On Labor Day, Let’s Consider a New ‘Woman of Valor’
“Eishet Chayil.” The woman of valor. We never sang it in my home — it wasn’t part of our Shabbat tradition — but I’ve sat many times throughout my life at tables where the song was sung, the old dirge melody, ostensibly in honor of the woman of the house. Singing the song, I was always told, is a moment to pay tribute to that woman, a way for her family to appreciate their mother and wife.
But since adolescence, when I gained the ability to really think about it, I’ve been severely put off by Eishet Chayil. Each time I heard the familiar tune start up again, I’d sit there uncomfortably waiting for it to end. With time, it became clearer and clearer to me that I found the song that women are supposed to take as a tribute…problematic, to put it lightly.
What, in the eyes of those words from Proverbs 31, constitutes an ideal woman? Who is a “woman of valor”?

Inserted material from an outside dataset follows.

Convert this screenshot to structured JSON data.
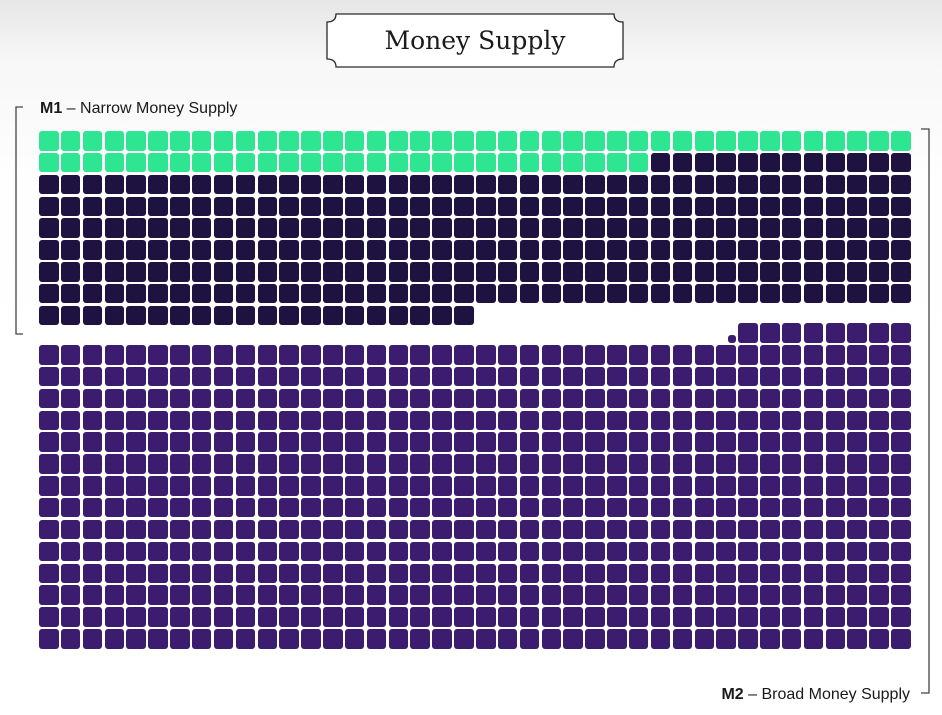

To her benefit, the Eishet Chayil is depicted as capable: She has business acumen, physical skill and strength. Much of the song is dedicated to the many types of labor at which she excels. But her labor and her skills, time and time again, are couched in context: She does not work for herself. She works for her husband, for his success, and for the success of his household. Her labor exists for the sole purpose of propping him up: While he’s sitting at the gate, interacting with the world and making a name for himself, she is tirelessly moving behind the scenes, doing the grunt work.
The things that are celebrated about the Eishet Chayil are twofold: her usefulness as, essentially, an employee (an appreciated employee, but still an employee), and her cheerful attitude about her role in life. She’s up working before dawn and late into the night. Her hands “work willingly” and she “repays” all of her husband’s good, “but never his harm,” smiling, cheerfully going about her duties, all of which revolve around servicing her household. The Eishet Chayil is described almost entirely in terms of her various labors, so we are barely given a glimpse into her inner self, but on the rare occasions when we are, it’s seemingly exclusively to confirm how happy she is to be laboring on behalf of others.
The one act the Eishet Chayil does that doesn’t revolve around her husband and children — giving to the poor — is in itself a problematic qualifier: Does one have to be rich to qualify as an Eishet Chayil? Could an Eishet Chayil be found among the poor she gives to, or is the valor of a woman inextricably linked to her class and to the financial success of her household?
At heart, the Eishet Chayil represents the ghettoization of women’s labor: When a woman works, it must be for others, not for herself. This notion, old as it is, extends well into today. Labor done by women in the workforce itself is financially less valued than the same work done by male counterparts, but in an even more pervasive way, women are expected to constantly do emotional labor, to always be working toward the wellbeing of others — because it is assumed that they, like the Eishet Chayil, are most naturally inclined toward that work, and are happiest when fulfilling their roles as caretakers.
What about an Eishet Chayil not entirely defined by her labor for others — one who works toward her own interests, toward her own goals? What about an Eishet Chayil not entirely defined by labor at all, defined rather by experience and insight, by a rich, complex interiority?
This Labor Day, while I think about the different types of work we expect from others and from ourselves, and how that work and those expectations shape our world, our experience of it, and our interactions with others, I will remember that I am not bound to that definition of the Eishet Chayil. I am free to formulate and to emulate an Eishet Chayil of my own.